After Ries later co-founded IMVU Inc., IMVU investor Steve Blank insisted that IMVU executives audit Blank's class on entrepreneurship at UC Berkeley. Ries applied Blank's customer development methodology and integrated it with ideas from lean software development and elsewhere to form the lean startup methodology.

==Reception==
Ben Horowitz, the co-founder of venture capital firm Andreessen Horowitz, wrote an article in 2010 criticizing the lean startup method for over-emphasizing "running lean" (constantly cutting and reducing non-essential parts of the company to save time and money). He specifically disagreed with portraying "running lean" as an end rather than a means to winning the market without running out of cash. Horowitz gave as an example his startup Loudcloud, which by "running fat" was able to outperform 20 direct competitors and after 8 years reach a value of $1.6 billion. However, at least since 2008, numerous advocates of lean methods have pointed out that "running lean" does not mean cost cutting.

Trey Griffith, the VP of technology at Teleborder, stated in 2012 that the majority of backing for the lean startup methodology was anecdotal and had not been rigorously validated when first presented. However, he went on to note that better support of the method comes out of a 2011 analysis of the factors of success in growth companies as described in the 2011 book Great by Choice.
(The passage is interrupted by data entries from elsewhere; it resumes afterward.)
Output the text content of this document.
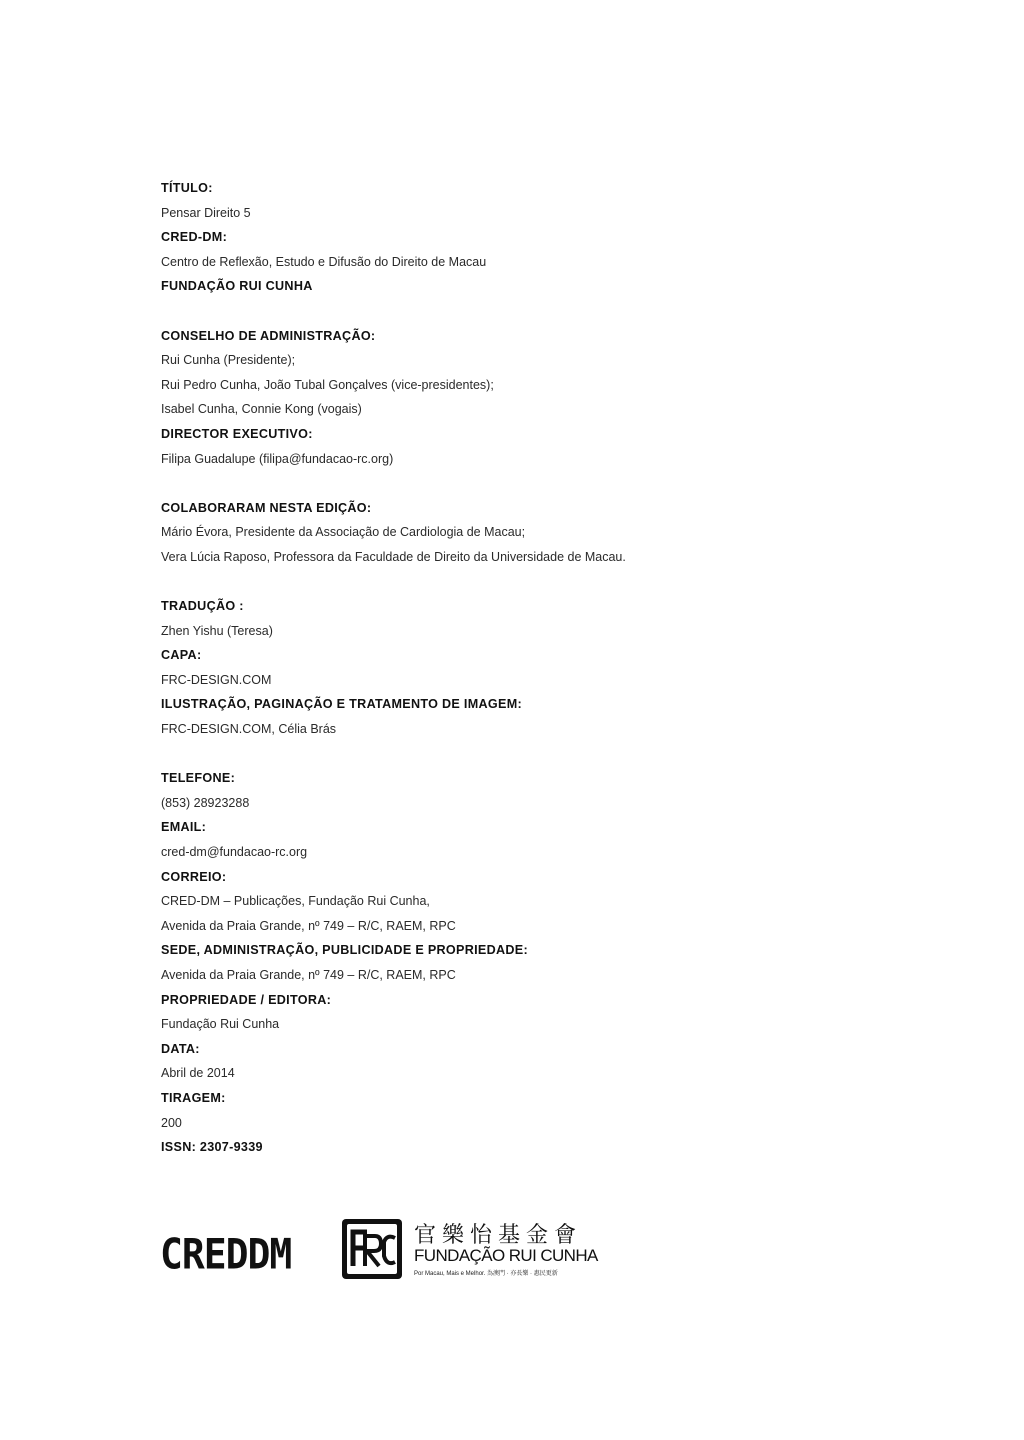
TÍTULO:
Pensar Direito 5
CRED-DM:
Centro de Reflexão, Estudo e Difusão do Direito de Macau
FUNDAÇÃO RUI CUNHA
CONSELHO DE ADMINISTRAÇÃO:
Rui Cunha (Presidente);
Rui Pedro Cunha, João Tubal Gonçalves (vice-presidentes);
Isabel Cunha, Connie Kong (vogais)
DIRECTOR EXECUTIVO:
Filipa Guadalupe (filipa@fundacao-rc.org)
COLABORARAM NESTA EDIÇÃO:
Mário Évora, Presidente da Associação de Cardiologia de Macau;
Vera Lúcia Raposo, Professora da Faculdade de Direito da Universidade de Macau.
TRADUÇÃO :
Zhen Yishu (Teresa)
CAPA:
FRC-DESIGN.COM
ILUSTRAÇÃO, PAGINAÇÃO E TRATAMENTO DE IMAGEM:
FRC-DESIGN.COM, Célia Brás
TELEFONE:
(853) 28923288
EMAIL:
cred-dm@fundacao-rc.org
CORREIO:
CRED-DM – Publicações, Fundação Rui Cunha,
Avenida da Praia Grande, nº 749 – R/C, RAEM, RPC
SEDE, ADMINISTRAÇÃO, PUBLICIDADE E PROPRIEDADE:
Avenida da Praia Grande, nº 749 – R/C, RAEM, RPC
PROPRIEDADE / EDITORA:
Fundação Rui Cunha
DATA:
Abril de 2014
TIRAGEM:
200
ISSN: 2307-9339
CREDDM	官樂怡基金會
FUNDAÇÃO RUI CUNHA
Por Macau, Mais e Melhor. 為澳門 · 亦長樂 · 惠民更新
Lean startup has also been the source of attention in the academic literature. For example, Stanford professor Riitta Katila finds empirical support for lean startup. However, a group of prominent strategy and innovation scholars—Teppo Felin, Alfonso Gambardella, Scott Stern and Todd Zenger—argue that the application of lean manufacturing principles to startups is highly problematic and only creates incremental outcomes for startups that use the method. Other scholars, including Wharton's Dan Levinthal, argue that many of the insights of lean startup have already been anticipated by the technology evolution, organizational learning and other literatures. A 2019 article in The Conversation said it quickly became a foundational work in entrepreneurship classes. The article also summarized three scenarios where the model should not be used: in some industries have such high costs or risks with prototyping, when testing costs outweigh benefits, and when a lack of experience hinders the team's ability to interpret experiments. The value of lean startup continues to be debated and discussed in the academic literature.